A conventional rotary printing press has fountains for applying printing fluids to the press rollers, printing plates, and ultimately to the sheet or web being printed. Separate fountains are usually provided for ink and for water for each printing couple. Usually adjusters such as servomotors are provided across each fountain for controlling the ink or water supply provided by that fountain in incremental zones or columns across the fountain. By way of definition for purposes of this disclosure, in order to avoid confusion between the increment of the fountain controlled by a single adjuster and the larger increment controlled by a contiguous group of adjusters, the former will be referred to as a single or individual zone, and the term "zone", when used on its own is intended to refer to a plurality of contiguous single zones (i.e., a composite zone).
Control panels are associated with printing presses and have, among other control elements, an array of keys, such as mechanical switches or pushbuttons, for controlling the fountain adjusters. The keys are usually arranged in pairs (increase and decrease for each adjuster) in an elongated row, with the spacing between the keys often the same as the adjuster spacing across the fountain. By depressing a particular increase or decrease ink or water adjusting key, the position of the associated adjuster in the fountain is altered to supply more or less ink or water to the portion of the printed sheet controlled by the adjuster in question. Usually, such control panels also have a pair of ALL keys (one for each direction) which will adjust all of the adjusters in a selected fountain in the direction associated with the actuated ALL key.
European patent specification 0 047 926 discloses a system for inhibiting fountain adjusters in rotary presses wherein a microcomputer is programmed to respond to operation of a format selector key followed by operation of a "less ink" key in a selected inking unit to cause the ink adjusters, usually servomotors, to move into the neutral position with respect to the ink ductor and to stop. In the neutral position, the single zone associated with that adjuster supplies no ink to its area of the press. Until the "stop" instruction is cancelled, i.e., until the format selector key is actuated again, the adjusters in the deactivated single zones are inaccessible either for individual or joint ink zone adjustments, i.e., they are completely inactive until the stop instruction is cancelled.
The use of additional keys, such as the format keys described in connection with the aforementioned European patent specification, further complicates the control panel.

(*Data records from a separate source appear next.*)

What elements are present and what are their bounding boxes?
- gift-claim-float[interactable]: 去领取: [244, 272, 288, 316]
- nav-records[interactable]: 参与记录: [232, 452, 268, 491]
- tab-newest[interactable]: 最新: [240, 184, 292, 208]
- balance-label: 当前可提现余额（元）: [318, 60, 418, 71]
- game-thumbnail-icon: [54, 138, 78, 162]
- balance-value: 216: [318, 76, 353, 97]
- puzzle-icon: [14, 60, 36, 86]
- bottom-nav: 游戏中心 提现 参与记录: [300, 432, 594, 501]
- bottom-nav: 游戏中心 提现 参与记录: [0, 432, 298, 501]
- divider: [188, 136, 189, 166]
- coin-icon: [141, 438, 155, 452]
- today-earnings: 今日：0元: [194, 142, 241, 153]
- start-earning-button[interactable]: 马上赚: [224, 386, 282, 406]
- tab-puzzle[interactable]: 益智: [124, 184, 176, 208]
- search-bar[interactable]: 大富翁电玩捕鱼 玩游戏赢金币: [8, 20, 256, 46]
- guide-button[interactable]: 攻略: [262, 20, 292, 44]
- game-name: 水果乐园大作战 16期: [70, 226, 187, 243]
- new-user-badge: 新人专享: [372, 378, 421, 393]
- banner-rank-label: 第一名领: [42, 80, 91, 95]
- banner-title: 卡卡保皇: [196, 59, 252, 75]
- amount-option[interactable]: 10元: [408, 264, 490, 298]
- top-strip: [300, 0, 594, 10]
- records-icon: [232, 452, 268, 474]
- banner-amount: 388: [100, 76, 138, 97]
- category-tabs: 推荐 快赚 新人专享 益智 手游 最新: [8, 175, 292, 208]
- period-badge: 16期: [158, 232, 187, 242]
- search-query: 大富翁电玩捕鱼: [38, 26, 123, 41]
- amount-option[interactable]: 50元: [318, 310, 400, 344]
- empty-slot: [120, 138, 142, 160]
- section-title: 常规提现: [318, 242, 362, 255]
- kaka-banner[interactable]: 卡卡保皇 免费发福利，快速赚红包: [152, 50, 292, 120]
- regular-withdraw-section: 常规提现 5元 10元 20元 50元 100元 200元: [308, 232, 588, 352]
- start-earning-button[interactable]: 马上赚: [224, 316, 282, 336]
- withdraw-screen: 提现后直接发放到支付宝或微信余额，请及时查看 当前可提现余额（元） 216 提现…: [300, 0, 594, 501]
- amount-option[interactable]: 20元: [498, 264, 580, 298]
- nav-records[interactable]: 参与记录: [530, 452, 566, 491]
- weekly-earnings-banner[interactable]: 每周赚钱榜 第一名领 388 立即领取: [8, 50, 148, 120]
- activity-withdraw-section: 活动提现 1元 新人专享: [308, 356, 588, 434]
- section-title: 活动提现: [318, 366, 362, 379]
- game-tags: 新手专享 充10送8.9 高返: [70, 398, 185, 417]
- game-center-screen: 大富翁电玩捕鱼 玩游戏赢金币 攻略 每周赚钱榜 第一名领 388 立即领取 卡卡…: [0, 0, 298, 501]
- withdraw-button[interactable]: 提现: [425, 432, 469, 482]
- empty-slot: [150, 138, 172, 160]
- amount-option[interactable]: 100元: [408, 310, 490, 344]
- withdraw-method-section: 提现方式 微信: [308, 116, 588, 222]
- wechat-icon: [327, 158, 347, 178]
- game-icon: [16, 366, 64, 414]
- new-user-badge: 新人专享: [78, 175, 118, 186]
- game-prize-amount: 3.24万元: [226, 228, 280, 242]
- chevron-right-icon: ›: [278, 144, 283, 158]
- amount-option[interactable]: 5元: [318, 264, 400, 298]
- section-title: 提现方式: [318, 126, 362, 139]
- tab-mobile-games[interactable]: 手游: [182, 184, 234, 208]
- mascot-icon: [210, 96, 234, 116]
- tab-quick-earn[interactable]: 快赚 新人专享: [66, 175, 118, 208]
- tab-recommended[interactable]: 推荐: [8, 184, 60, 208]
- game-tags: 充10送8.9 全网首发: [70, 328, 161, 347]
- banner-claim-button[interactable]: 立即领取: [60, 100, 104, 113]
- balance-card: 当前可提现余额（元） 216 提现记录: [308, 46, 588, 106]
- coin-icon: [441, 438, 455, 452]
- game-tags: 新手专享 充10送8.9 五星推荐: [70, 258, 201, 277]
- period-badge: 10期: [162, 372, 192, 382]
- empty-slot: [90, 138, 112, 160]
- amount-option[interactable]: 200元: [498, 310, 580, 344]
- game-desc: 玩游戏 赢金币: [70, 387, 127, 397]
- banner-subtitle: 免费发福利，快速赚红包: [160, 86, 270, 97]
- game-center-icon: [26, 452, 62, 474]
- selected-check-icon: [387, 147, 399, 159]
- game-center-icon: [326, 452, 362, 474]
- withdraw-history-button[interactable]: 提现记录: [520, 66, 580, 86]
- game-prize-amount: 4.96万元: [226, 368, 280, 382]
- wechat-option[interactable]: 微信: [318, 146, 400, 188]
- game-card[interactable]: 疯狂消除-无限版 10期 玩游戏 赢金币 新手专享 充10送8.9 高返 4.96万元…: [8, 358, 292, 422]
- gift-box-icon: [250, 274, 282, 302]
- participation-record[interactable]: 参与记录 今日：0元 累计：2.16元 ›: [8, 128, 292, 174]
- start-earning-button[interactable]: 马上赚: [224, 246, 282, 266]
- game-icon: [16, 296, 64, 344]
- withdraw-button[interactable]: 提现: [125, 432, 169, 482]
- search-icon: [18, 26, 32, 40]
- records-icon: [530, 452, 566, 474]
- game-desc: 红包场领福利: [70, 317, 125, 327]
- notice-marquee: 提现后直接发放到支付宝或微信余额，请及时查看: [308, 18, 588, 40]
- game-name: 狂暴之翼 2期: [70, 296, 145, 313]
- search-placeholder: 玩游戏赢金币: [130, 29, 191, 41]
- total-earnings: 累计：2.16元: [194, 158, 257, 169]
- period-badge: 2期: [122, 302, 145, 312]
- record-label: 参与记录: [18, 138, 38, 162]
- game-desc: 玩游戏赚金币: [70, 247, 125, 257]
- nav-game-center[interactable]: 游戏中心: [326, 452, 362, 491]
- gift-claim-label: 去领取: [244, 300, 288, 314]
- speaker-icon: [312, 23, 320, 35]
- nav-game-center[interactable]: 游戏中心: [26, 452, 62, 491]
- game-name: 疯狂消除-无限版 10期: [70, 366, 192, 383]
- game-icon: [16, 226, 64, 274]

Not only does the use of further specialized keys increase the complexity of the task presented to the pressman and make his job more difficult, but such specialized keys take up additional space on the control panel and require additional production and assembly costs. In addition, this known system of format selection is of limited flexibility since all that it is capable of doing is to inhibit (i.e., render inoperative) the fountain adjusters which ar deactivated.